During my time batting I made use of a ball-retrieval delay to broach the subject with the Comberton captain. He admitted that some other teams had made similar complaints and that various club members had tried to rectify the problem. My first reaction was that this was a fairly reasonable reaction to an awkward situation. But Andy later made the excellent point that continuing to bowl someone with an action known to be illegal is, at best, a way of avoiding the problem by forcing the opposition's umpires to make very difficult decisions week after week. Today that was me (amongst others), and if I'd known that this was an ongoing problem I would have had no qualms about making the appropriate call and the bowler in question would presumably have been removed from the attack with figures of 0/10 off three overs rather than his eventual 3/29 off ten. I'm not for a moment suggesting that this would have changed the result of the match, but the point here is how the game is played rather than the result obtained.
Mentioning this in a public forum is obviously a bit provocative, especially as today's Comberton captain is a likely reader, but the other option -- to ignore the issue altogether -- would just be complicit in letting the problem bubble along for another season. (And I've already contributed to that process by keeping quiet whilst umpiring, so this is also a confession of guilt on my part.)
None of the above can change the fact that -- for the most part -- we were beaten fair and square today.
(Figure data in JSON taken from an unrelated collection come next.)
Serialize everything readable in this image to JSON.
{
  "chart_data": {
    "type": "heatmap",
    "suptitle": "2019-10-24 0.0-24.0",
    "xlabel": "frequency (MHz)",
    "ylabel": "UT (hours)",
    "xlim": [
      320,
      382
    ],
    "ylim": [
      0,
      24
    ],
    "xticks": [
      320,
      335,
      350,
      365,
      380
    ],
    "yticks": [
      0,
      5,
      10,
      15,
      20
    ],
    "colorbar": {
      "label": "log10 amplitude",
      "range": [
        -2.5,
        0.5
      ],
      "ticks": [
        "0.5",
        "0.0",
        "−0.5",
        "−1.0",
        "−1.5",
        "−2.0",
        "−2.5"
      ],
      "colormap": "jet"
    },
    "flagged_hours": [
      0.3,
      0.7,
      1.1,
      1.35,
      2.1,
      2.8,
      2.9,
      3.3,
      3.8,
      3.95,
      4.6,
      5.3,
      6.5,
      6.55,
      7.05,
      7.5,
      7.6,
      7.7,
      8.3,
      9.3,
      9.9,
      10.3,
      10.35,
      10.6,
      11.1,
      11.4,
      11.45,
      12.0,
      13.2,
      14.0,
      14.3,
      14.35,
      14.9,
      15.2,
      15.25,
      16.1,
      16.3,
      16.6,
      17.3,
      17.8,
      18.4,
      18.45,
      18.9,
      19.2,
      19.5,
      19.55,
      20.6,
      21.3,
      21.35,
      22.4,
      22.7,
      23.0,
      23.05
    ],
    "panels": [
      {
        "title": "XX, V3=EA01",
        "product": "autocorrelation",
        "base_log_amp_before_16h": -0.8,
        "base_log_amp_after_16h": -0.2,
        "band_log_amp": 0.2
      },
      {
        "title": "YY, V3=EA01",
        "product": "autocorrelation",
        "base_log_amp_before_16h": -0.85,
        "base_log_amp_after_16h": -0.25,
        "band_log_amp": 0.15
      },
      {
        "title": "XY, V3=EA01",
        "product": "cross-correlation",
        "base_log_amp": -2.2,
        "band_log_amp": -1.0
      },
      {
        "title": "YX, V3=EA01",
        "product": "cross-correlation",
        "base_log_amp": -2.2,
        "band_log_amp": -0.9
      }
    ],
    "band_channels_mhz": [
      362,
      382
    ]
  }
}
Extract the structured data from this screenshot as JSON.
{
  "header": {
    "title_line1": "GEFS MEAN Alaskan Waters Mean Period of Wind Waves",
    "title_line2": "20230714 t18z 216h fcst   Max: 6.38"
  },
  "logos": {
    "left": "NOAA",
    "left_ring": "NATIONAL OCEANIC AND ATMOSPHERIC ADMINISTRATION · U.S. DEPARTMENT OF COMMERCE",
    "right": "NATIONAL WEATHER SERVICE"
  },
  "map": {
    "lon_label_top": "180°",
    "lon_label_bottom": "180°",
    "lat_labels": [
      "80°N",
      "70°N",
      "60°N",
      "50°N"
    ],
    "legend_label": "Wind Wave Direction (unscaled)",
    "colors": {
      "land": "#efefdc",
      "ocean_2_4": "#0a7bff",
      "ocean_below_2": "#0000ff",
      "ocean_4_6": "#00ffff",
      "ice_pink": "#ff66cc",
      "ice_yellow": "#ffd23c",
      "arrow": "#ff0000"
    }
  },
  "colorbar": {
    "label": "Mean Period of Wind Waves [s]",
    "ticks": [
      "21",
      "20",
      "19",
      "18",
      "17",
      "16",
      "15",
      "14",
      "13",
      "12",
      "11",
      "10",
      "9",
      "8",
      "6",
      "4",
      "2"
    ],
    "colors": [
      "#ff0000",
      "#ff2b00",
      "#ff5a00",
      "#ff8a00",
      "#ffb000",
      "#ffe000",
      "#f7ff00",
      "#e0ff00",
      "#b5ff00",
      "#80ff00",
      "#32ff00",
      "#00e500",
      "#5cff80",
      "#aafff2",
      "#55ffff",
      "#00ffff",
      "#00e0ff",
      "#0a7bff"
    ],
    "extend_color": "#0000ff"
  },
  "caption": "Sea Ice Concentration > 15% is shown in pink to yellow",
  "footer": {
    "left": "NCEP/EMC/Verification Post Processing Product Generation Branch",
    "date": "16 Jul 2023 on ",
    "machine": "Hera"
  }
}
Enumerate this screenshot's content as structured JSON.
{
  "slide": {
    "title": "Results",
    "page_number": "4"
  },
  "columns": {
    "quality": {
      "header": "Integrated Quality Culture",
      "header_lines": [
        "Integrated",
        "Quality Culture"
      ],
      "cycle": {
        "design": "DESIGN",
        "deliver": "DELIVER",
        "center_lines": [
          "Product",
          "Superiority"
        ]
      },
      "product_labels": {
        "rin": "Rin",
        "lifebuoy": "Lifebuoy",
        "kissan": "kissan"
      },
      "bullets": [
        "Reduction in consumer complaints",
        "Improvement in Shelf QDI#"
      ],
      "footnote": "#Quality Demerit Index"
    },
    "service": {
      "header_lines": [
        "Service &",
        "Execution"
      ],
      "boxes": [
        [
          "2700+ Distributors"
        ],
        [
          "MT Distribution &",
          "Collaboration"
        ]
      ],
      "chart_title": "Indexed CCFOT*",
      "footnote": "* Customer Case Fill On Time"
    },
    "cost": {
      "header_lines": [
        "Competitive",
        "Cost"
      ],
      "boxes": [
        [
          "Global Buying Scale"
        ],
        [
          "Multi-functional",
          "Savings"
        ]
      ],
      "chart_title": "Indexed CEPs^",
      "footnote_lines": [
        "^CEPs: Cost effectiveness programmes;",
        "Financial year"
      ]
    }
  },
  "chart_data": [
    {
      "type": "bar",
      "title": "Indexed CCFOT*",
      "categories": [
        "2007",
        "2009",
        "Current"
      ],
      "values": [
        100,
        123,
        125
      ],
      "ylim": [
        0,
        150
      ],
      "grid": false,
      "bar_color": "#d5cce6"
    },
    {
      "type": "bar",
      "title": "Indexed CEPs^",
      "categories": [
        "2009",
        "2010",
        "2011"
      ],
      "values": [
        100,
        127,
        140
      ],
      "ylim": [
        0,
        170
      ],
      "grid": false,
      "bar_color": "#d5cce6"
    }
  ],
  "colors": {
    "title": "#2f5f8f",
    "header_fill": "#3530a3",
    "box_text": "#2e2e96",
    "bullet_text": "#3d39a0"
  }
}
Indeed we really were thrashed, and not for the first time this season: of fourteen games played we've lost nine by at least fifty runs or seven wickets. Sure, we've sometimes been short of batsmen and short of bowlers, but the fact remains that, more often than not, we've failed to give the opposition a good match.
As mentioned at the beginning of the report, a loss today put our fate in the hands of other teams: we now needed Camgod IV to lose to Babraham today and, ironically, Comberton next Saturday. With Babraham comfortably undefeated all season, they could surely be trusted to beat Cambridge/Godmanchester IV . . . but instead they came up against a team of unfamiliar faces who apparently played cricket at the sort of level appropriate to, say, Cambridge/Godmanchester III or II. Thus Babraham were robbed of their deservedly unbeaten record and we were robbed of our last hope of staying up.
(That's right, I found a few more sour grapes left over from last week's banquet.)
With our season over and a few regulars leaving Cambridge, the only way forward was to drink enormous jugs of lager (which better not have been F*sters), play some nineball at Micky Flynn's, and go for an ill-advised post-midnight curry.